From tough cop George Carter in The Sweeney to good-hearted detective sergeant Gerry Standing in New Tricks, he was known for playing action-packed characters who had more than meets the eye.

Not one to focus on a single role, Waterman was also an accomplished singer, stage actor and film star.

Born in 1948 in Clapham, south-west London, as the youngest of nine children, he was surrounded by arts at a young age thanks to his older sister Joy, who ran her own amateur dramatics society and encouraged the rest of the Waterman children to join.

His mother also dabbled in music by playing the piano in a way which Waterman once described as an ‘East End knees-up job’.

Waterman joined the Corona Theatre School in 1959 following a suggestion from another one of his sisters and soon got work in the industry.

Dennis Waterman, whose acting and singing career spanned six decades, has died aged 74

His film debut came in 1960 in the Night Train For Inverness. 

Also at the age of 12, Waterman was invited to join the Royal Shakespeare Company in Stratford-upon-Avon.

He followed with the television series Just William, and spent a year in the West End playing Winthrop Parroo in The Music Man.

At 16, he starred on the West End in Carving A Statue, which marked the beginning of a recording career and a three-year engagement at the Royal Court.

During that time, his versatility as an actor was stretched in productions ranging from Edward Bond’s Saved, through to Twelfth Night and Sergeant Musgrave’s Dance.

Further stints on television and in the theatre led to him landing a role in Nell Dunn’s Up The Junction in 1967, playing Pete, a man from his native Clapham, who meets an upper class girl from Chelsea, west London, and begins dating her.

Waterman became a household name after playing the role of DS George Carter in crime series The Sweeney, in which he co-starred with John Thaw. The worldwide popularity led to two film box office smashes, Sweeney I and Sweeney II.

He later reflected fondly on his time in the show, stating in his Life And Times documentary: ‘We knew we were doing something really quite special and very different from British television.

‘There was no worry then, which I think was a help.
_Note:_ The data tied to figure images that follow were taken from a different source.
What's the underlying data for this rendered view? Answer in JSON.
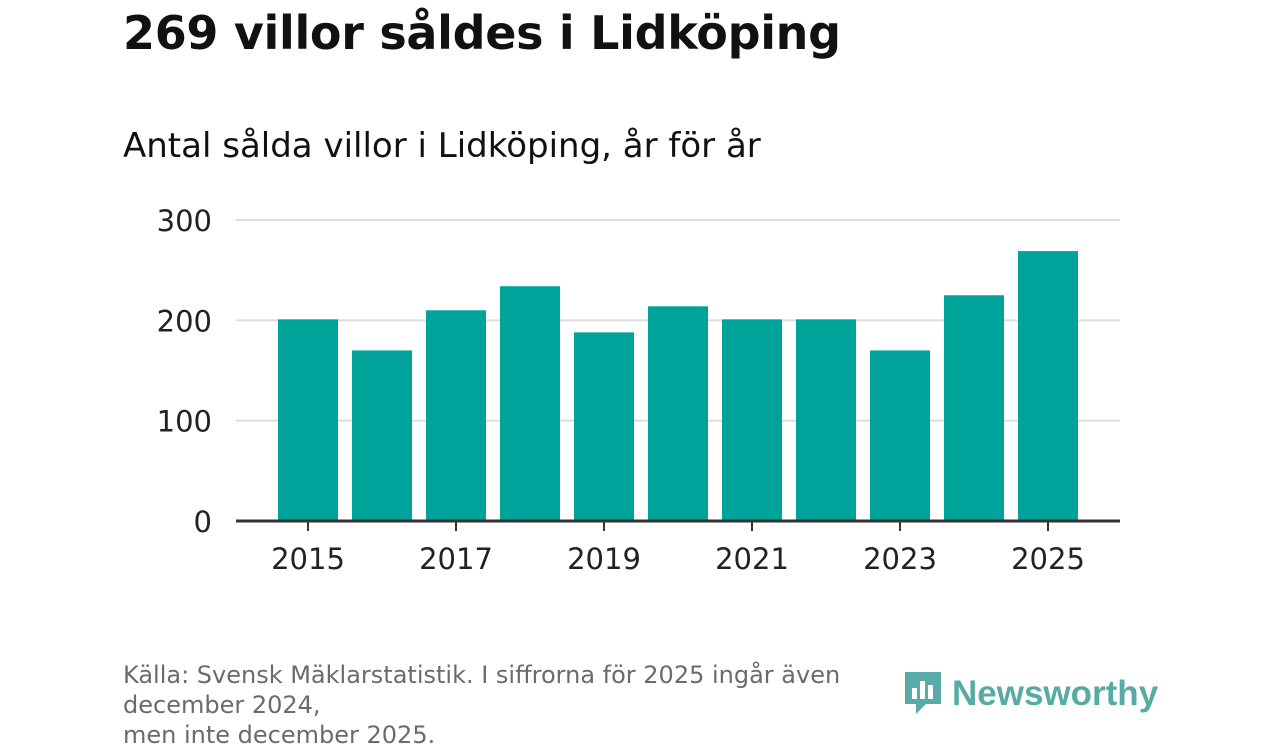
{
  "header": {
    "title": "269 villor såldes i Lidköping",
    "subtitle": "Antal sålda villor i Lidköping, år för år"
  },
  "chart_data": {
    "type": "bar",
    "title": "269 villor såldes i Lidköping",
    "subtitle": "Antal sålda villor i Lidköping, år för år",
    "categories": [
      "2015",
      "2016",
      "2017",
      "2018",
      "2019",
      "2020",
      "2021",
      "2022",
      "2023",
      "2024",
      "2025"
    ],
    "values": [
      201,
      170,
      210,
      234,
      188,
      214,
      201,
      201,
      170,
      225,
      269
    ],
    "xtick_labels": [
      "2015",
      "2017",
      "2019",
      "2021",
      "2023",
      "2025"
    ],
    "ytick_labels": [
      "0",
      "100",
      "200",
      "300"
    ],
    "yticks": [
      0,
      100,
      200,
      300
    ],
    "ylim": [
      0,
      300
    ],
    "xlabel": "",
    "ylabel": "",
    "grid": true,
    "legend": "none",
    "bar_color": "#00a39a"
  },
  "footer": {
    "source_line1": "Källa: Svensk Mäklarstatistik. I siffrorna för 2025 ingår även december 2024,",
    "source_line2": "men inte december 2025."
  },
  "brand": {
    "name": "Newsworthy",
    "icon": "newsworthy-logo-icon",
    "color": "#4aa49e"
  },
  "colors": {
    "bar": "#00a39a",
    "grid": "#dddddd",
    "axis": "#333333",
    "text": "#111111",
    "footer_text": "#6b6b6b"
  }
}
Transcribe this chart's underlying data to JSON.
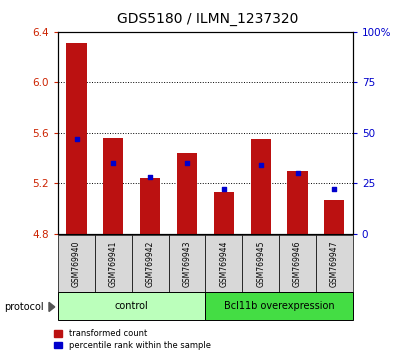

There was no great panic about whether it was going to be a success in the ratings.

‘We just knew we had very good scripts, we had great directors, and we thought we weren’t that shabby. John [Thaw] and I were great mates and, it sounds horrible, but it was just a joy to go to work every day.’

His Sweeney success was later topped with critically acclaimed television series The Minder, where Waterman played bodyguard, or ‘minder’, Terry McCann for 10 years from 1979. He demonstrated his vocal talents by singing the theme song, I Could Be So Good for You, which peaked at number three in the UK charts in 1980.

His passion for singing led Waterman to release music with record companies EMI and DJM.

He released three albums – Down Wind Of Angels, Waterman and So Good For You – in the 1970s and 1980s and performed around the UK on a tour, dubbed Friends On Tour, with Sheena Easton and Gerard Kenny.

Waterman pictured on set for The Sweeney, in which he first found fame playing the role of tough nut cop George Carter. The series launched his career on British television

Waterman pictured during filming for Piers Morgan’s Life Stories. He is urvived by his wife, Pam, and two daughters, Julia and Hannah

Echoing the success of Sweeney, Minder was adapted into a film based on the TV series entitled Minder On The Orient Express, which was broadcast on Christmas Day in 1985.

After leaving Minder, Waterman returned to the stage for several years, starring in shows including Jeffrey Bernard in Unwell in Australia, Ireland and the UK, and My Fair Lady in the West End.

In the latter part of his career, he played Gerry Standing in the show New Tricks from 2003 to 2014.

Afterwards he semi-retired, splitting his time between his homes in Berkshire and Spain. His final film role was in the Australian comedy drama Never Too Late in 2020.

Waterman is survived by his wife, Pam, and two daughters, Julia and Hannah, who were born following his marriage to actress Patricia Maynard.